Friday, February 8, 2013

Perfume Genius, Heteronormativity, and the Idea of Safety

I've been listening the album Put Your Back N 2 It by Perfume Genius (Mike Headras) on Spotify for a few months now and have been really enjoying it. I'll admit, it was usually on in the background and I didn't pay much attention to the words, just loved the overall sound and feeling of it.

I was on HuffPost today for whatever reason, and ended up clicking on a story about a gay porn star that committed suicide a few days ago in New York City (Arpad Miklos). As I was reading the story, it referenced a music video that Mr. Miklos performed in with Mike Headras. Of course I clicked on it, and it's beyond lovely and moving.



See what I mean?

HuffPost reported that this video had been banned from YouTube. The music video is up today (I hope you just watched it, or are about to watch it), and in following the in-text links from HuffPost, it looks like a 16-second promo for the album is what was actually banned from YouTube.

YouTube apparently banned the promo because it wasn't "family safe," writing the following:

"The ad has been disapproved because it violates our Adult Image/Video Content policy. Per this policy, video content, audio, static imagery, and site content must be family safe. Any ads that contain non family safe material are disapproved. I noted to the team that the people in the video are not entirely unclothed, but the overall feeling of the video is one of a more adult nature, including promoting mature sexual themes and what appears to be nude content. As such, the video is non family safe. In order to have this video ad approved, you will need to bring it into compliance with our policy."

Of course, as HuffPost pointed out, YouTube most likely would not have had an issue with the video if it featured a heterosexual couple instead of homosexual one.

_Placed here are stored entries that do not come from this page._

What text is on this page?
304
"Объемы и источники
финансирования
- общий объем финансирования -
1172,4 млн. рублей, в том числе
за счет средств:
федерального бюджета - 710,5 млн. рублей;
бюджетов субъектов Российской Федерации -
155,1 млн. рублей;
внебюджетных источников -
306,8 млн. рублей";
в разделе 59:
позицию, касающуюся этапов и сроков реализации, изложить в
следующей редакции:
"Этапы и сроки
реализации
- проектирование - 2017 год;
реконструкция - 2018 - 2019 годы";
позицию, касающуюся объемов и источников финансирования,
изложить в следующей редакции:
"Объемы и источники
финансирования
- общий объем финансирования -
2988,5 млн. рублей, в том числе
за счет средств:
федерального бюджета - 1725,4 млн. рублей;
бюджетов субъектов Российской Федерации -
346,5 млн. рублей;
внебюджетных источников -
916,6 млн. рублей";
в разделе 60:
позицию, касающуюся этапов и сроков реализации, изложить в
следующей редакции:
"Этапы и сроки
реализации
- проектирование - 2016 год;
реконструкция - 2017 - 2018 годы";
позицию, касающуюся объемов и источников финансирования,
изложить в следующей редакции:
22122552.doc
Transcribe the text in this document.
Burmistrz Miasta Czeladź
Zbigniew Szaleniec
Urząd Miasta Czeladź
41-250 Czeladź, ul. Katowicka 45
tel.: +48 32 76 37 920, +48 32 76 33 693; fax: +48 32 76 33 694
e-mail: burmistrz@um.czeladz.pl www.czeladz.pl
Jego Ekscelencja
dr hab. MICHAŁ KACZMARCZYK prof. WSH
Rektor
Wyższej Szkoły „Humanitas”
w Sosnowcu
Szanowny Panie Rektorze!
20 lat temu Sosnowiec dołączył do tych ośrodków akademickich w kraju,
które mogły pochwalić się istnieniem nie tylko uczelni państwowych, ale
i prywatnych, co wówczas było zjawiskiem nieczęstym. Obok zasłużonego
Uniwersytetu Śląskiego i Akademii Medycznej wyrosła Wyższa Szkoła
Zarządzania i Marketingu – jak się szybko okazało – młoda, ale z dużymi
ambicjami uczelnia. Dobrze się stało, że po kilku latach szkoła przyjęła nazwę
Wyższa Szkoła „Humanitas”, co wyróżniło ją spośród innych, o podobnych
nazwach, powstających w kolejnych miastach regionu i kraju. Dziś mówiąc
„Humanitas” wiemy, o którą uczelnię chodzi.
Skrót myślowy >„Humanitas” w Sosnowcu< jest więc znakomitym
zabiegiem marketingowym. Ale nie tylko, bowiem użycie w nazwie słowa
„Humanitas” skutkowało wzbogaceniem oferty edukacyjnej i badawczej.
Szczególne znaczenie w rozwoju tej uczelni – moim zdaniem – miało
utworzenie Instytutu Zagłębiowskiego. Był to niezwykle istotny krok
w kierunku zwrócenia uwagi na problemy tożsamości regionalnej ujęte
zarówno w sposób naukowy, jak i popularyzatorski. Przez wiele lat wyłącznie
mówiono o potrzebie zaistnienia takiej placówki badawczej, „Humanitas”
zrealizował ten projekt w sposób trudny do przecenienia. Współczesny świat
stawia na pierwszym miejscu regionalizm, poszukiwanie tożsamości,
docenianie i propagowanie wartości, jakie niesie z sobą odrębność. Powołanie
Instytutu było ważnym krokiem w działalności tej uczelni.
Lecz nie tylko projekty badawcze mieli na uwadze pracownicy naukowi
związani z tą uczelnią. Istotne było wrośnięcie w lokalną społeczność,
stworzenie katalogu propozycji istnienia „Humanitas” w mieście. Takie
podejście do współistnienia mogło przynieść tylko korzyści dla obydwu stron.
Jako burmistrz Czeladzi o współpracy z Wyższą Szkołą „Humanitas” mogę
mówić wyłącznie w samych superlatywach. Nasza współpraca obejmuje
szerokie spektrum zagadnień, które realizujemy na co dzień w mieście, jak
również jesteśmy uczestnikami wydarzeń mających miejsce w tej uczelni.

I know, I know, this is old news (a whole year old, and I'm pretty sure internet years are like dog years). Even though this issue has since been resolved, the banning of a harmless promotion really irked me. I wrote about the potential harm of assuming heterosexuality two weeks ago (part of the overarching theme of heteronormativity we find ourselves in), and THIS is the result: the blindness that people and organizations have about putting heterosexuality over homosexuality, and marginalizing people that don't fit into nice little boxes of "masculine," "feminine," and "straight." (And really, is anyone 100% straight? I'm not.)

A quote from Headras:

"Why are straight women always walking with their hands in the back pocket of their boyfriends' jeans? Would I do that all the time too if I didn't have to think about it? Alan [Hadreas's boyfriend] and I hold hands in specific parts of the city and sometimes outside of those parts. But there is always a little 'catch'; no matter how much I think the shame and fear is gone, there is always a little something in the back of my mind. I am almost embarrassed sometimes when we are holding hands, and that fucking infuriates me. I can't even imagine that hesitation ever going away, and that makes me very sad."

Where do I feel safe? I feel safe almost everywhere. I feel safe in my apartment, in my parents' home, in my neighborhood, and really anywhere that Ian and I go together. I feel safe holding hands with him, even kissing or hugging him in public. I feel safe in my sexuality.

I find it saddening to imagine a world where none of that is true, or only bits and pieces are true. I have never had to "come out of the closet." I don't worry about my family rejecting me for wanting to have sex with the person I love. I don't worry about not being able to express the gender I identify with. I don't worry about being unable to find gainful employment because I'm open an openly straight person (I worry about finding gainful employment for other reasons!).